Wann sollte ein Koppelgebrauchshund mit der Arbeit am Vieh beginnen?

Wenn ich gefragt werde, ab welchem Alter ich mit dem Training am Vieh beginne, dann sage ich immer, dass meine Hunde oft über ein Jahr alt waren, weil sie vorher noch nicht reif genug im Kopf waren. Und dann kommt das Argument, dass es Videos von mir gibt, in denen ich deutlich jüngere Hunde an den Schafen zeige.
Das berühmte Antesten. Immer wieder diskutiert und ein Streitpunkt. Zu recht. Braucht es das oder nicht?

In meinen Augen braucht der Hund das nicht. Es dient vielmehr der Neugier des Besitzers, was ich sehr gut nachvollziehen kann. Auch ich sitze da oft auf heißen Kohlen und würde gerne wissen was mein Hundekind so im Gepäck hat.

Allerdings gibt es Hunde, die sich noch gar nicht für Schafe interessieren. Es ist wichtig zu wissen, dass wir es mit Jagdverhalten zu tun haben, dass bis zum dritten Lebensjahr ausreift. Den größten Schub macht es meiner Erfahrung nach zwischen dem ersten und zweiten Lebensjahr. Zeigt also ein zum Beispiel acht Monate alter Hund kein Interesse am Vieh, sagt das nichts darüber aus, ob er ein guter Arbeitshund werden kann oder nicht.

Wenn die Bedingungen stimmen, dann spricht in meinen Augen nichts dagegen mal zu schauen, was ein junger Hund an den Schafen anbietet. Unter passenden Bedingungen verstehe ich Schafe, die den jungen Hund nicht angreifen, die gut zusammenbleiben und auf unbeholfene Versuche sie zu bewegen auch reagieren. Außerdem sollten sie bei „ungehobeltem“ Verhalten nicht sofort die Nerven verlieren.

Wichtig:
Wenn man den jungen Hund nicht antestet, macht man niemals etwas falsch! Wer also unsicher ist, niemanden an der Hand hat, der die Bedingungen bieten kann bzw. weiß, worauf man achten muss, dann sollte man einfach abwarten und den jungen Hund einfach später mit dem Vieh konfrontieren.

Da der junge Hund beim Antesten seine allerersten und damit sehr nachhaltige Lernerfahrungen mit der Situation macht, bin ich als Mensch maßgeblich beteiligt. Zum einen natürlich um die Schafe zu schützen und dem Hund zu vermitteln, dass Vereinzeln, Hetzen und Beißen nicht das Ziel ist. Aber natürlich auch, um dem jungen Hund bei guten Ideen über Lob das Feedback zu geben, dass das richtig ist, was er gerade macht.
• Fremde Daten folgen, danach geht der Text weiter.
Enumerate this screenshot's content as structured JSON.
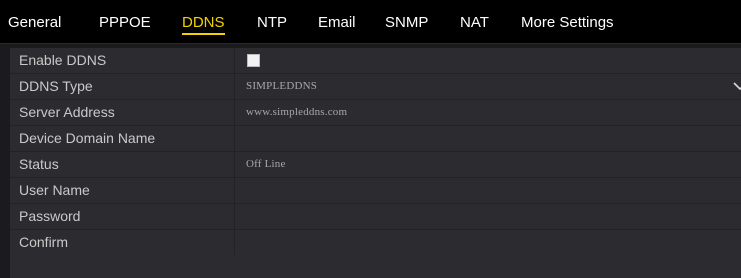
{
  "tabs": [
    {
      "label": "General",
      "active": false
    },
    {
      "label": "PPPOE",
      "active": false
    },
    {
      "label": "DDNS",
      "active": true
    },
    {
      "label": "NTP",
      "active": false
    },
    {
      "label": "Email",
      "active": false
    },
    {
      "label": "SNMP",
      "active": false
    },
    {
      "label": "NAT",
      "active": false
    },
    {
      "label": "More Settings",
      "active": false
    }
  ],
  "form": {
    "enable_ddns": {
      "label": "Enable DDNS",
      "checked": false
    },
    "ddns_type": {
      "label": "DDNS Type",
      "value": "SIMPLEDDNS"
    },
    "server_address": {
      "label": "Server Address",
      "value": "www.simpleddns.com"
    },
    "device_domain_name": {
      "label": "Device Domain Name",
      "value": ""
    },
    "status": {
      "label": "Status",
      "value": "Off Line"
    },
    "user_name": {
      "label": "User Name",
      "value": ""
    },
    "password": {
      "label": "Password",
      "value": ""
    },
    "confirm": {
      "label": "Confirm",
      "value": ""
    }
  },
  "colors": {
    "active_tab": "#f2d200",
    "tab_bar": "#000000",
    "panel": "#2c2c30",
    "label_text": "#c9c9c9"
  }
}
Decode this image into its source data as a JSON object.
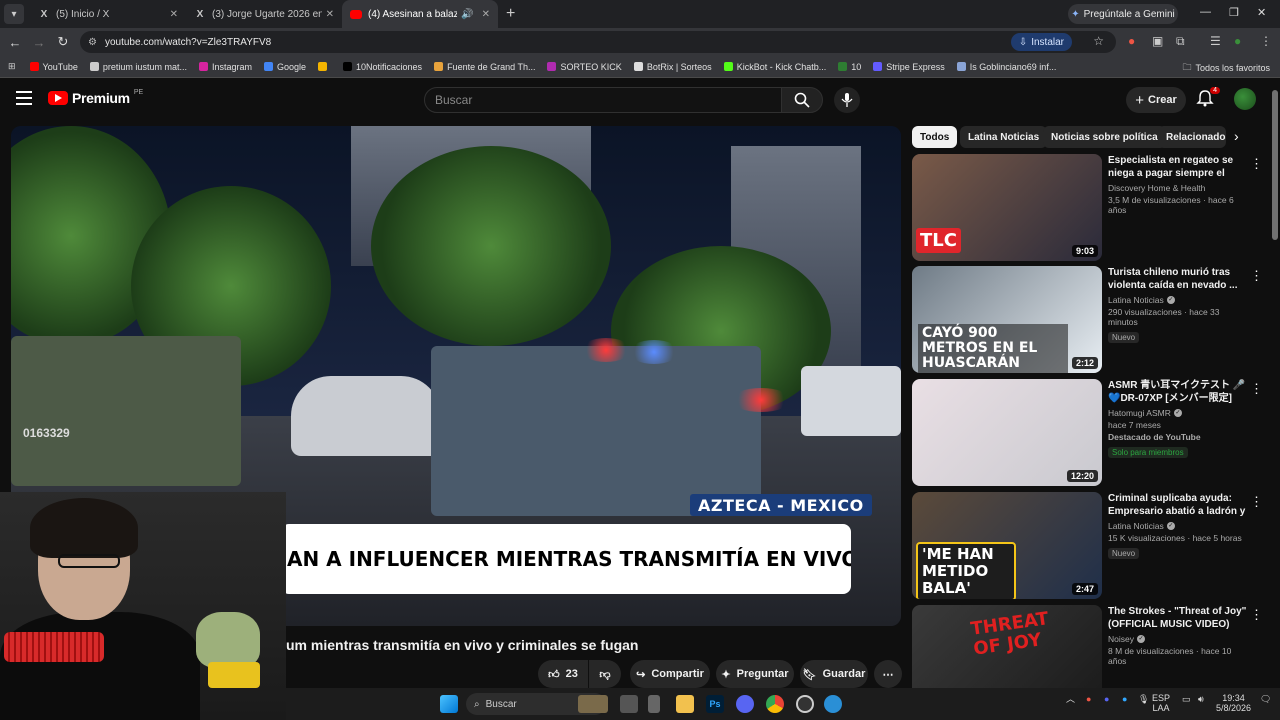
{
  "browser": {
    "tabs": [
      {
        "title": "(5) Inicio / X",
        "favicon": "X"
      },
      {
        "title": "(3) Jorge Ugarte 2026 en X: \"M...",
        "favicon": "X"
      },
      {
        "title": "(4) Asesinan a balazos al inf...",
        "favicon": "YT"
      }
    ],
    "gemini_label": "Pregúntale a Gemini",
    "url": "youtube.com/watch?v=Zle3TRAYFV8",
    "install_label": "Instalar",
    "bookmarks": [
      {
        "label": "YouTube",
        "color": "#ff0000"
      },
      {
        "label": "pretium iustum mat...",
        "color": "#cccccc"
      },
      {
        "label": "Instagram",
        "color": "#d6249f"
      },
      {
        "label": "Google",
        "color": "#4285f4"
      },
      {
        "label": "",
        "color": "#f4b400"
      },
      {
        "label": "10Notificaciones",
        "color": "#000000"
      },
      {
        "label": "Fuente de Grand Th...",
        "color": "#e8a33c"
      },
      {
        "label": "SORTEO KICK",
        "color": "#b02bb0"
      },
      {
        "label": "BotRix | Sorteos",
        "color": "#dddddd"
      },
      {
        "label": "KickBot - Kick Chatb...",
        "color": "#53fc18"
      },
      {
        "label": "10",
        "color": "#2e7d32"
      },
      {
        "label": "Stripe Express",
        "color": "#635bff"
      },
      {
        "label": "Is Goblinciano69 inf...",
        "color": "#8aa4d6"
      }
    ],
    "all_bookmarks_label": "Todos los favoritos"
  },
  "youtube": {
    "logo_text": "Premium",
    "region": "PE",
    "search_placeholder": "Buscar",
    "create_label": "Crear",
    "notifications_count": "4"
  },
  "video": {
    "overlay_source": "AZTECA - MEXICO",
    "overlay_headline": "AN A INFLUENCER MIENTRAS TRANSMITÍA EN VIVO",
    "unit_number": "0163329",
    "title": "um mientras transmitía en vivo y criminales se fugan",
    "likes": "23",
    "share_label": "Compartir",
    "ask_label": "Preguntar",
    "save_label": "Guardar"
  },
  "chips": [
    "Todos",
    "Latina Noticias",
    "Noticias sobre política",
    "Relacionados"
  ],
  "recommendations": [
    {
      "title": "Especialista en regateo se niega a pagar siempre el total | ...",
      "channel": "Discovery Home & Health",
      "verified": false,
      "views": "3,5 M de visualizaciones · hace 6 años",
      "badge": "",
      "extra": "",
      "duration": "9:03",
      "thumb_text": "TLC",
      "thumb_colors": [
        "#7a5a48",
        "#2a2a3a"
      ]
    },
    {
      "title": "Turista chileno murió tras violenta caída en nevado ...",
      "channel": "Latina Noticias",
      "verified": true,
      "views": "290 visualizaciones · hace 33 minutos",
      "badge": "Nuevo",
      "extra": "",
      "duration": "2:12",
      "thumb_text": "CAYÓ 900 METROS EN EL HUASCARÁN",
      "thumb_colors": [
        "#6f7b86",
        "#e8eef3"
      ]
    },
    {
      "title": "ASMR 青い耳マイクテスト 🎤 💙DR-07XP [メンバー限定]",
      "channel": "Hatomugi ASMR",
      "verified": true,
      "views": "hace 7 meses",
      "badge": "Solo para miembros",
      "extra": "Destacado de YouTube",
      "duration": "12:20",
      "thumb_text": "",
      "thumb_colors": [
        "#e9dfe4",
        "#c9c9cf"
      ]
    },
    {
      "title": "Criminal suplicaba ayuda: Empresario abatió a ladrón y ...",
      "channel": "Latina Noticias",
      "verified": true,
      "views": "15 K visualizaciones · hace 5 horas",
      "badge": "Nuevo",
      "extra": "",
      "duration": "2:47",
      "thumb_text": "'ME HAN METIDO BALA'",
      "thumb_colors": [
        "#5b4a3a",
        "#1f2f4a"
      ]
    },
    {
      "title": "The Strokes - \"Threat of Joy\" (OFFICIAL MUSIC VIDEO)",
      "channel": "Noisey",
      "verified": true,
      "views": "8 M de visualizaciones · hace 10 años",
      "badge": "",
      "extra": "",
      "duration": "",
      "thumb_text": "THREAT OF JOY",
      "thumb_colors": [
        "#3a3a3a",
        "#1a1a1a"
      ]
    }
  ],
  "taskbar": {
    "search_label": "Buscar",
    "lang_top": "ESP",
    "lang_bottom": "LAA",
    "time": "19:34",
    "date": "5/8/2026"
  }
}
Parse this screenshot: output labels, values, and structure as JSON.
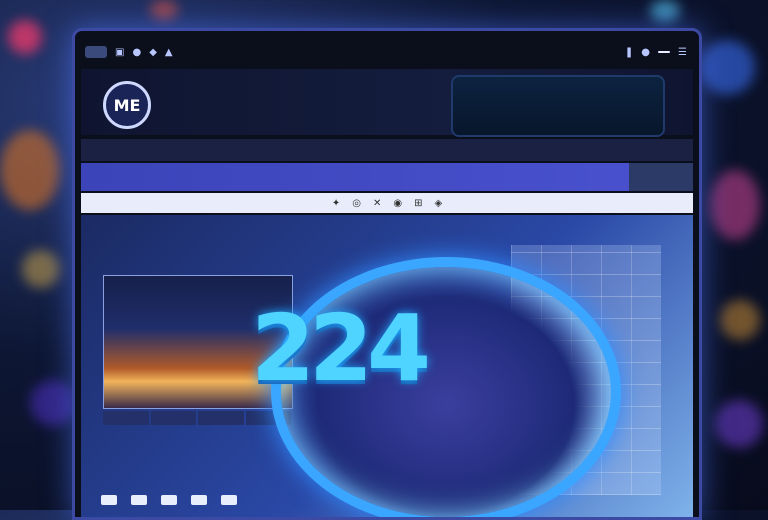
{
  "topbar": {
    "left_pill": "",
    "right_text": ""
  },
  "header": {
    "logo_text": "ME",
    "brand": "",
    "badge_title": "",
    "badge_sub": [
      "",
      "",
      ""
    ]
  },
  "nav": {
    "items_left": [
      "",
      "",
      ""
    ],
    "items_right": [
      "",
      "",
      ""
    ]
  },
  "subbar": {
    "label": "",
    "center_line1": "",
    "center_line2": "",
    "button": ""
  },
  "content": {
    "heading": "",
    "line": "",
    "big_number": "224",
    "footer": ""
  }
}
Dabei spielt auch die Position des Menschen an den Schafen im Verhältnis zum Hund eine wichtige Rolle. Mit dieser kann ich dem Hund Situationen zum Ausprobieren schaffen oder auch den Kontakt zu den Schafen blockieren.

In dem folgenden Video sieht man die halbjährige Groenendael-Hündin Marla. Sie zeigt viel Übersprungsverhalten und klinkt sich oft aus, indem sie Schafköttel frisst. Sie zeigt dieses Verhalten, weil sie zum einen nicht sicher ist, was mit diesen wolligen Tierchen erlaubt ist und was nicht, aber sie nutzt das auch um zu verarbeiten, was sie kurz vorher gemacht hat. Sie ist ein feinfühliger Hund, der genau darauf achtet, was passiert. Von Seiten des Menschen, sowie den Schafen.

Sie zeigt in den Sequenzen, in denen sie aktiv an den Schafen wird, eine schöne Entwicklung. Sie probiert sehr bewusst, wie man die Schafe in Bewegung bekommen kann und macht dies auch zunehmend an der richtigen Position, so dass die Schafe in Richtung des Menschen laufen.

Marla wird diese Erfahrung mitnehmen und mit hoher Wahrscheinlichkeit beim nächsten Kontakt mit den Schafen anbieten, der allerdings erst in einigen Wochen sein wird.

Groenendael Marla im Alter von sechs Monaten im Jahr 2023

In dem folgenden Video sieht man meine eigene Hündin Cooma als Welpe. Sie begleitete mich als Welpe regelmäßig mit zu den Schafen und interessierte sich zunächst gar nicht für die Schafe. Von einem Tag auf dem anderen „zündete“ sie und ich ließ davon dieses Video drehen. Cooma zeigt sich sofort recht souverän und wirkt schon sehr erwachsen. Tatsächlich blieb das auch so. Trotzdem habe ich mit dem richtigen Training erst angefangen als sie 14 Monate alt war.